Based on the value of \(\lambda _1\) and \(\lambda _2\), the contributions of these two modules are quantified with Eq. (13). The weight \(\alpha _1\) of SVM module is 0.5455, and the weight \(\alpha _2\) of RF module is 0.4545. Further, the final prediction results (vector \(\varvec{\eta }\)) of the intelligent data-driven model are generated with Eq. (14). The fractions in \(\varvec{\eta }\) hinder the classification with label 0 and 1. Therefore, the classification threshold \(\sigma \) is identified by the proposed model intelligently. The search range is from 0 to 1 with an increasing unit 0.001. It indicates that the iterations for the search process is 1000, and Fig. 3 illustrates the search results.

Fig. 3
figure 3

The searching results for classification threshold

Fig. 4
figure 4

The importance value of variables

From Fig. 3, it is clearly found that:

  1. 1.

    The most appropriate threshold \(\sigma \) is 0.546. Therefore, if \(\eta _i\ge 0.546\), it is classified as 1, and if \(\eta _i<0.546\), it is classified as 0.

  2. 2.

    Based on the threshold \(\sigma \) (0.546), the accuracy rate \(\lambda \) of the proposed intelligent data-driven model is the best with the value of 80.43%. It should be noticed that the prediction performance of the proposed model \((\lambda = 80.43\%)\) outperforms the single SVM approach \((\lambda _1 = 78.26\%)\) and single RF approach \((\lambda _2 = 65.22\%)\). As a result, it is demonstrated that the proposed model could be a user-friendly tool to enhance the diagnosis accuracy for CVA.

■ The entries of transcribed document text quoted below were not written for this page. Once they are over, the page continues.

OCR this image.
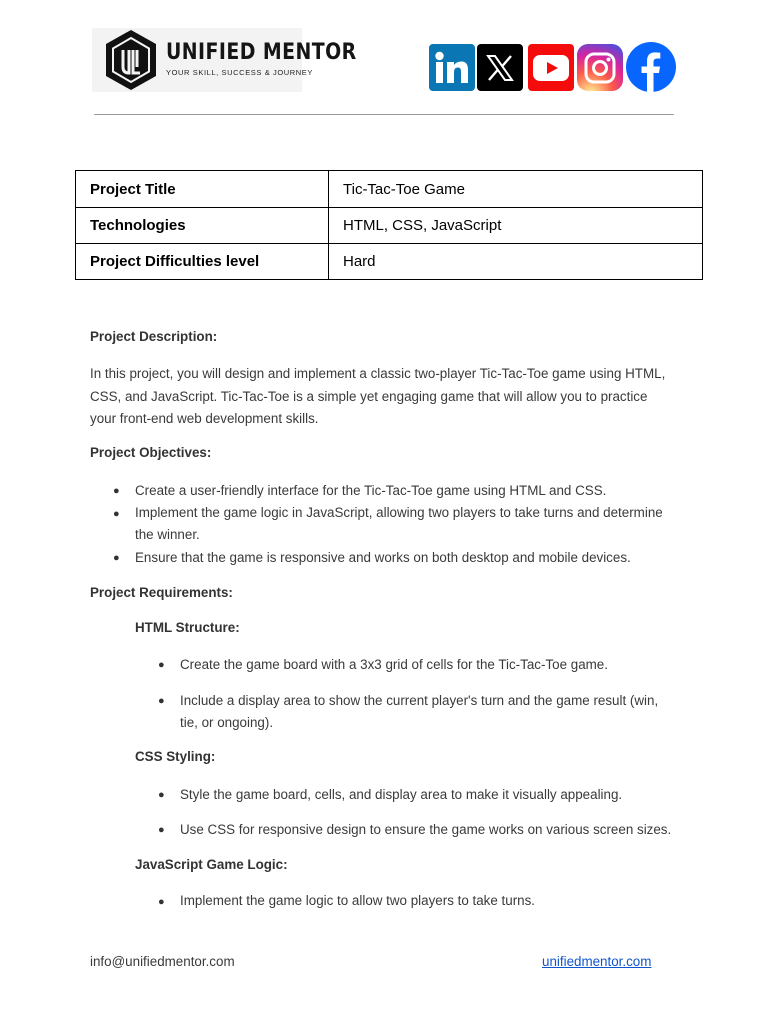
UNIFIED MENTOR
YOUR SKILL, SUCCESS & JOURNEY
Project Title	Tic-Tac-Toe Game
Technologies	HTML, CSS, JavaScript
Project Difficulties level	Hard
Project Description:
In this project, you will design and implement a classic two-player Tic-Tac-Toe game using HTML,
CSS, and JavaScript. Tic-Tac-Toe is a simple yet engaging game that will allow you to practice
your front-end web development skills.
Project Objectives:
● Create a user-friendly interface for the Tic-Tac-Toe game using HTML and CSS.
● Implement the game logic in JavaScript, allowing two players to take turns and determine
the winner.
● Ensure that the game is responsive and works on both desktop and mobile devices.
Project Requirements:
HTML Structure:
● Create the game board with a 3x3 grid of cells for the Tic-Tac-Toe game.
● Include a display area to show the current player's turn and the game result (win,
tie, or ongoing).
CSS Styling:
● Style the game board, cells, and display area to make it visually appealing.
● Use CSS for responsive design to ensure the game works on various screen sizes.
JavaScript Game Logic:
● Implement the game logic to allow two players to take turns.
info@unifiedmentor.com	unifiedmentor.com
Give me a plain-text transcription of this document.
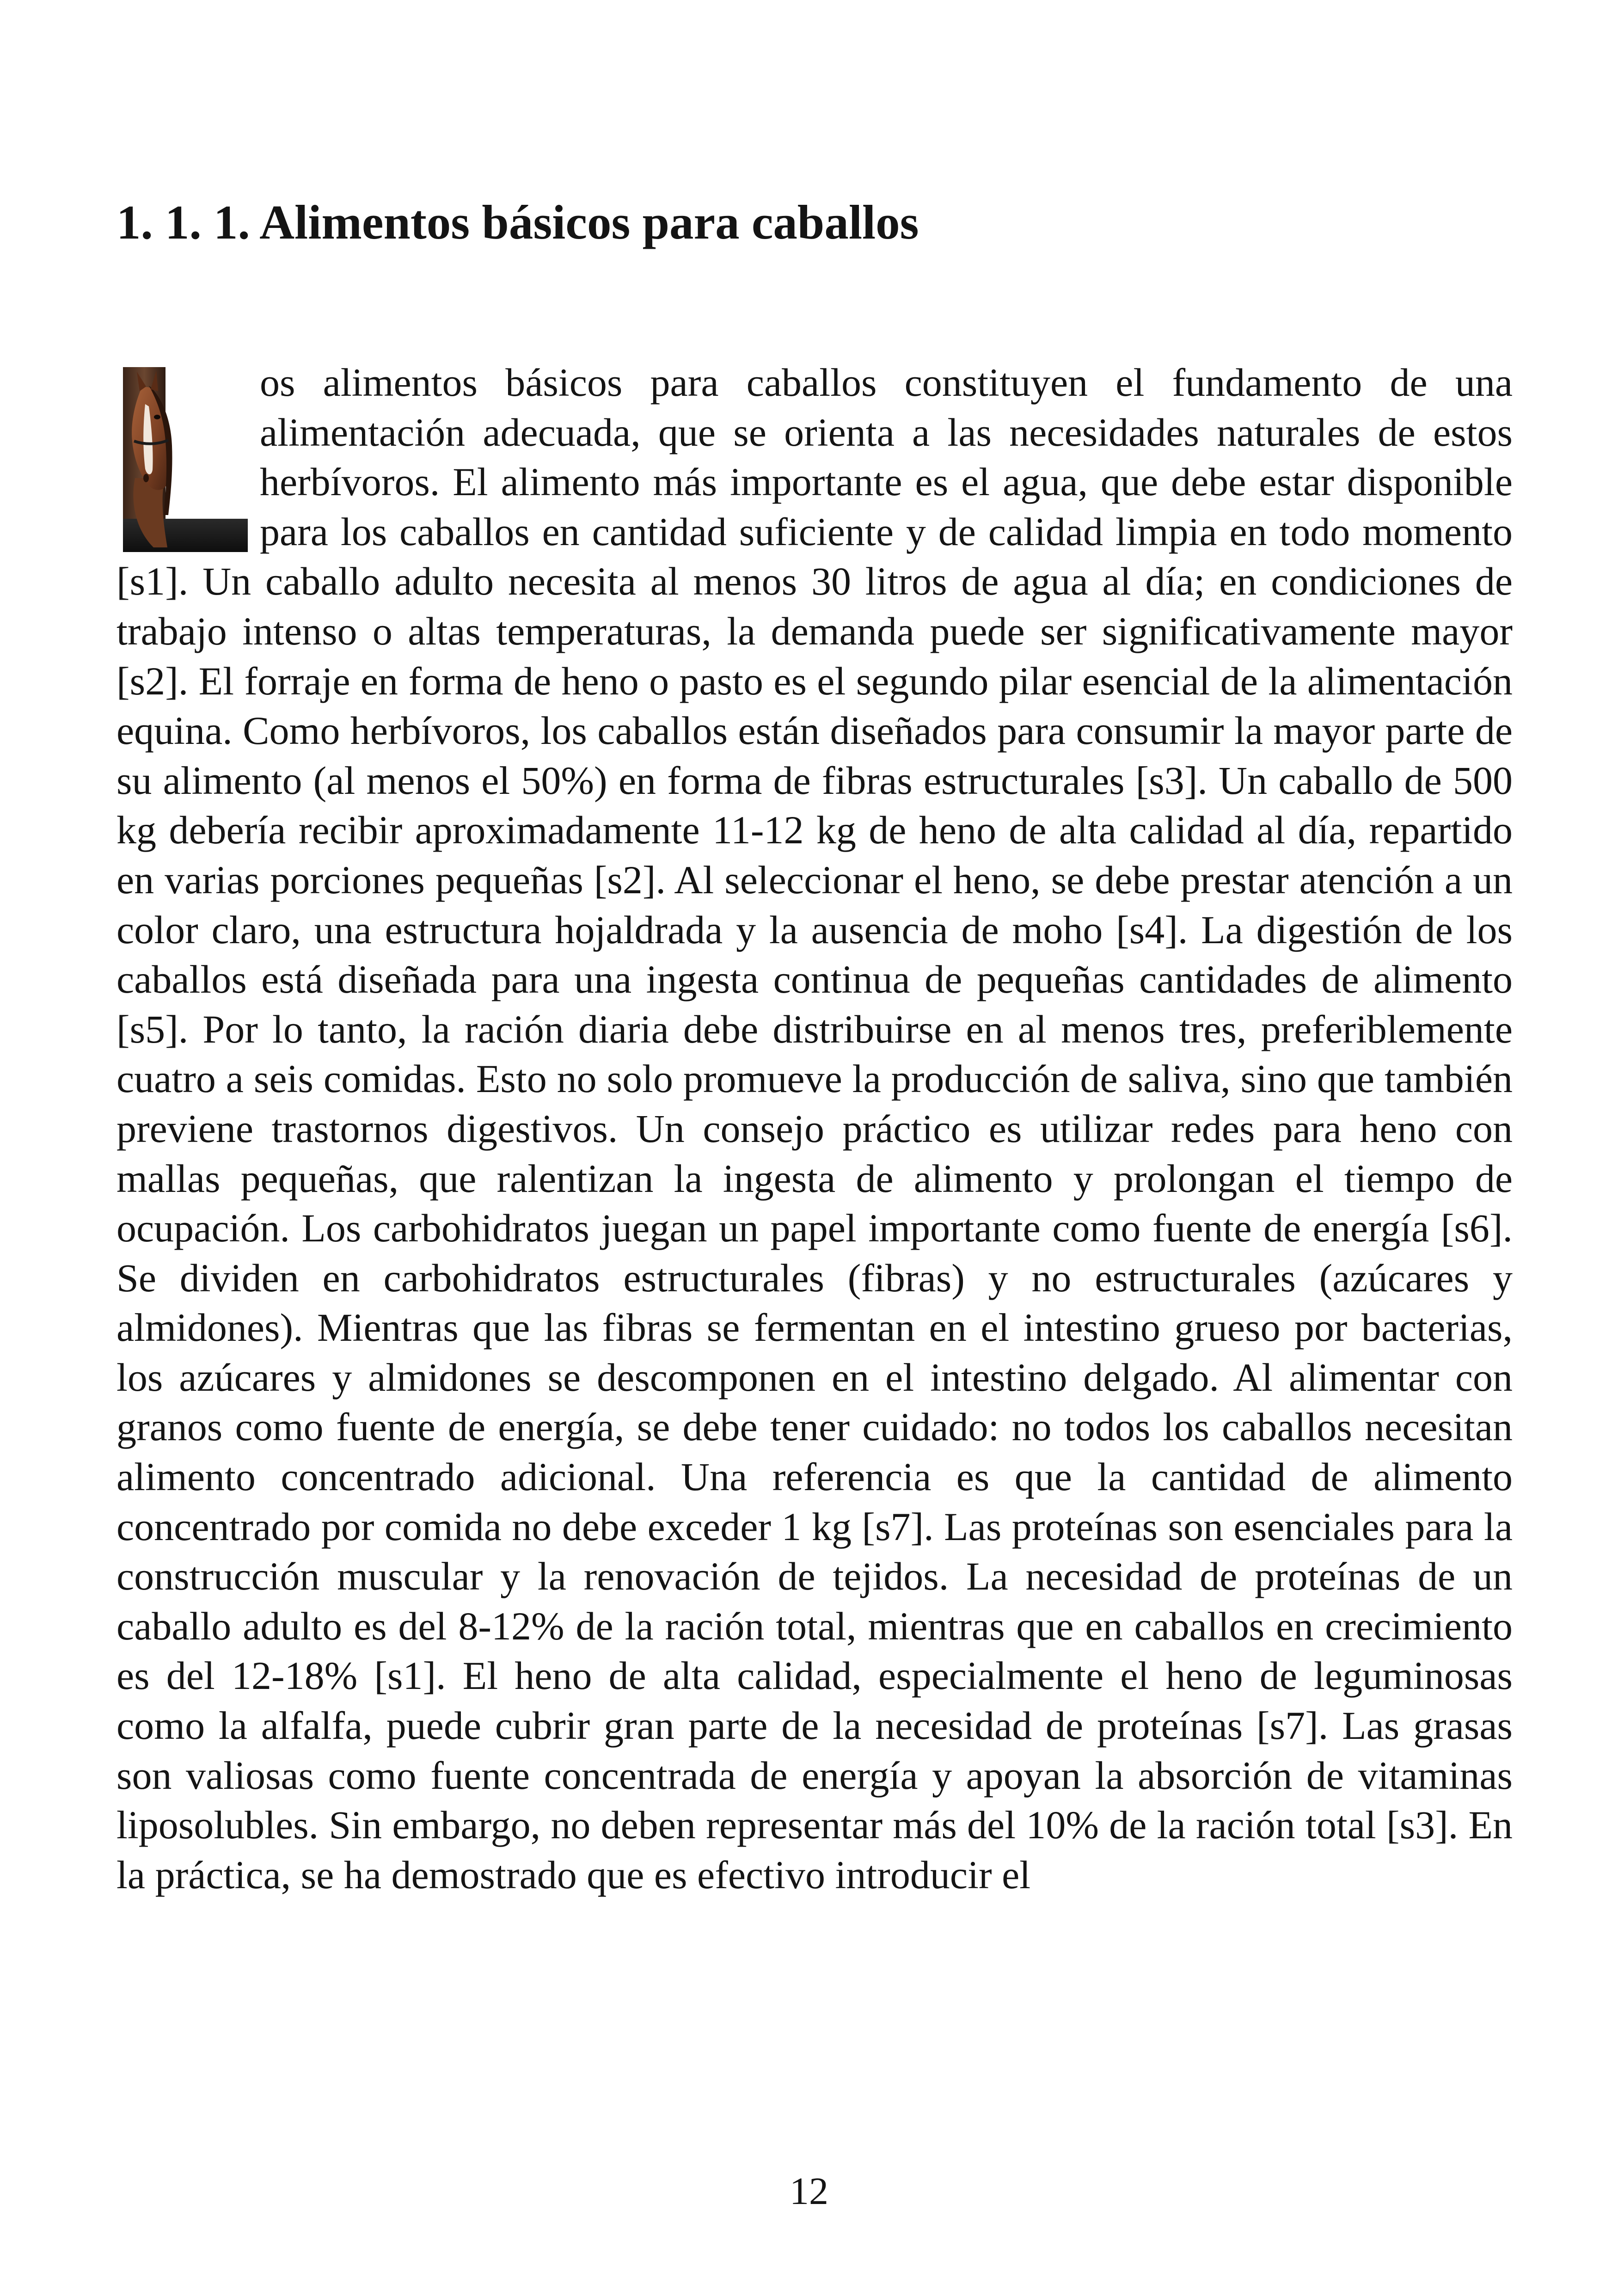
1. 1. 1. Alimentos básicos para caballos
os alimentos básicos para caballos constituyen el fundamento de una alimentación adecuada, que se orienta a las necesidades naturales de estos herbívoros. El alimento más importante es el agua, que debe estar disponible para los caballos en cantidad suficiente y de calidad limpia en todo momento [s1]. Un caballo adulto necesita al menos 30 litros de agua al día; en condiciones de trabajo intenso o altas temperaturas, la demanda puede ser significativamente mayor [s2]. El forraje en forma de heno o pasto es el segundo pilar esencial de la alimentación equina. Como herbívoros, los caballos están diseñados para consumir la mayor parte de su alimento (al menos el 50%) en forma de fibras estructurales [s3]. Un caballo de 500 kg debería recibir aproximadamente 11-12 kg de heno de alta calidad al día, repartido en varias porciones pequeñas [s2]. Al seleccionar el heno, se debe prestar atención a un color claro, una estructura hojaldrada y la ausencia de moho [s4]. La digestión de los caballos está diseñada para una ingesta continua de pequeñas cantidades de alimento [s5]. Por lo tanto, la ración diaria debe distribuirse en al menos tres, preferiblemente cuatro a seis comidas. Esto no solo promueve la producción de saliva, sino que también previene trastornos digestivos. Un consejo práctico es utilizar redes para heno con mallas pequeñas, que ralentizan la ingesta de alimento y prolongan el tiempo de ocupación. Los carbohidratos juegan un papel importante como fuente de energía [s6]. Se dividen en carbohidratos estructurales (fibras) y no estructurales (azúcares y almidones). Mientras que las fibras se fermentan en el intestino grueso por bacterias, los azúcares y almidones se descomponen en el intestino delgado. Al alimentar con granos como fuente de energía, se debe tener cuidado: no todos los caballos necesitan alimento concentrado adicional. Una referencia es que la cantidad de alimento concentrado por comida no debe exceder 1 kg [s7]. Las proteínas son esenciales para la construcción muscular y la renovación de tejidos. La necesidad de proteínas de un caballo adulto es del 8-12% de la ración total, mientras que en caballos en crecimiento es del 12-18% [s1]. El heno de alta calidad, especialmente el heno de leguminosas como la alfalfa, puede cubrir gran parte de la necesidad de proteínas [s7]. Las grasas son valiosas como fuente concentrada de energía y apoyan la absorción de vitaminas liposolubles. Sin embargo, no deben representar más del 10% de la ración total [s3]. En la práctica, se ha demostrado que es efectivo introducir el
12
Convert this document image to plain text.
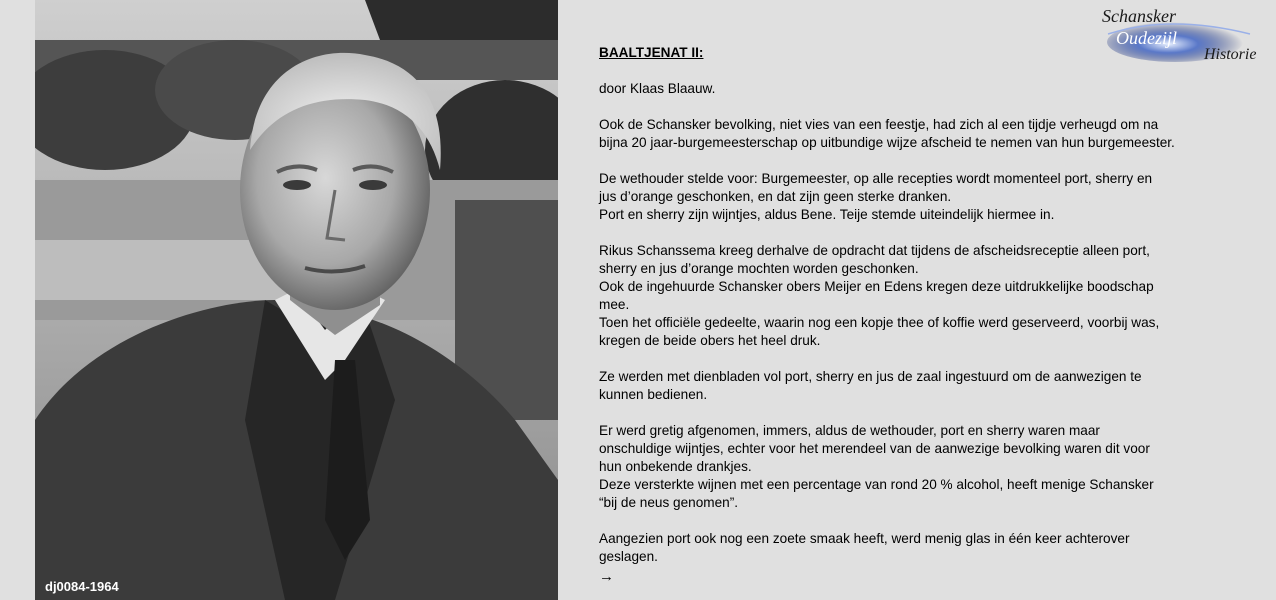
dj0084-1964
Schansker
Oudezijl
Historie

BAALTJENAT II:

door Klaas Blaauw.

Ook de Schansker bevolking, niet vies van een feestje, had zich al een tijdje verheugd om na
bijna 20 jaar-burgemeesterschap op uitbundige wijze afscheid te nemen van hun burgemeester.

De wethouder stelde voor: Burgemeester, op alle recepties wordt momenteel port, sherry en
jus d’orange geschonken, en dat zijn geen sterke dranken.
Port en sherry zijn wijntjes, aldus Bene. Teije stemde uiteindelijk hiermee in.

Rikus Schanssema kreeg derhalve de opdracht dat tijdens de afscheidsreceptie alleen port,
sherry en jus d’orange mochten worden geschonken.
Ook de ingehuurde Schansker obers Meijer en Edens kregen deze uitdrukkelijke boodschap
mee.
Toen het officiële gedeelte, waarin nog een kopje thee of koffie werd geserveerd, voorbij was,
kregen de beide obers het heel druk.

Ze werden met dienbladen vol port, sherry en jus de zaal ingestuurd om de aanwezigen te
kunnen bedienen.

Er werd gretig afgenomen, immers, aldus de wethouder, port en sherry waren maar
onschuldige wijntjes, echter voor het merendeel van de aanwezige bevolking waren dit voor
hun onbekende drankjes.
Deze versterkte wijnen met een percentage van rond 20 % alcohol, heeft menige Schansker
“bij de neus genomen”.

Aangezien port ook nog een zoete smaak heeft, werd menig glas in één keer achterover
geslagen.

→
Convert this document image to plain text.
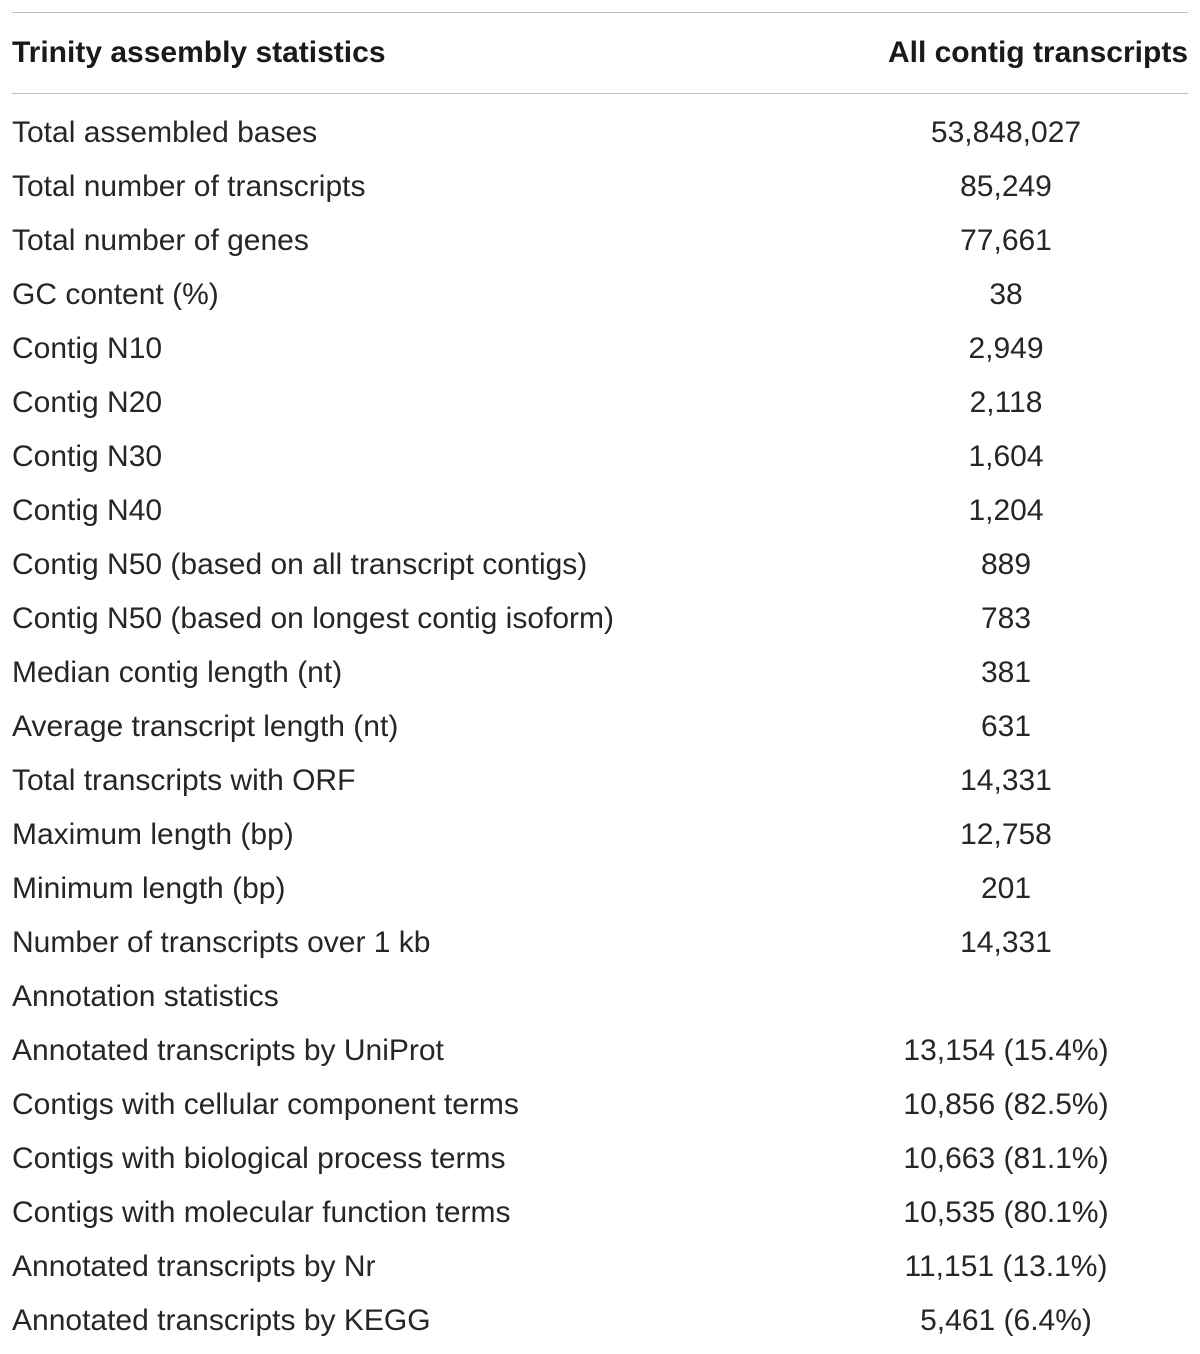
Trinity assembly statistics	All contig transcripts
Total assembled bases	53,848,027
Total number of transcripts	85,249
Total number of genes	77,661
GC content (%)	38
Contig N10	2,949
Contig N20	2,118
Contig N30	1,604
Contig N40	1,204
Contig N50 (based on all transcript contigs)	889
Contig N50 (based on longest contig isoform)	783
Median contig length (nt)	381
Average transcript length (nt)	631
Total transcripts with ORF	14,331
Maximum length (bp)	12,758
Minimum length (bp)	201
Number of transcripts over 1 kb	14,331
Annotation statistics
Annotated transcripts by UniProt	13,154 (15.4%)
Contigs with cellular component terms	10,856 (82.5%)
Contigs with biological process terms	10,663 (81.1%)
Contigs with molecular function terms	10,535 (80.1%)
Annotated transcripts by Nr	11,151 (13.1%)
Annotated transcripts by KEGG	5,461 (6.4%)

4.3 The importance of variables

The impact of the 12 variables on CVA is obviously different, that then affects medical decisions. Therefore, identifying variables importance is essential for healthcare issue. By using the proposed intelligent data-driven model, the importance of the 12 variables is computed with the experimental data, and Fig. 4 shows the results. The top 5 important variables are FENO (fractional exhaled nitric oxide), EOS% (eosinophils ratio), MMEF75/25 (maximum mid-expiratory flow between 25%-75%), FEV1/FVC (ratio of forced expiratory volume in one second and forced vital capacity) and PEF (peak expiratory flow), with the importance values of 14.8831, 11.6639, 7.6610, 4.7220 and 4.6642 respectively. As a result, these attributes are the crucial indicators for CVA, and the efficiency and accuracy for diagnosis could be improved significantly. Meanwhile, this case also verifies the application value of the proposed model in healthcare field.

5 Conclusions

In this era, various activities are reformed by massive data. In this paper, an intelligent data-driven model is developed for disease diagnosis. This model integrates the advantages of both SVM (support vector machine) and RF (random forest), and it is then applied to the diagnosis of CVA (cough variant asthma). The experimental data is collected from a real hospital in China, that includes 137 samples. According to the experiment results, it is demonstrated that the proposed model outperforms single SVM approach and single RF approach in prediction performance. Meanwhile, the importance levels of factors affecting CVA are identified, and the top 3 important factors are FENO, EOS% and MMEF75/25. Based on the case application, it is verified that the proposed model is an effective tool in healthcare field. This research proposed a hybrid model by combining two machine learning approaches, with theoretical contribution. In terms of application value, the model could effectively improve CVA diagnosis performance. The future study could investigate applications of the model in other areas and related parameters could be optimized further.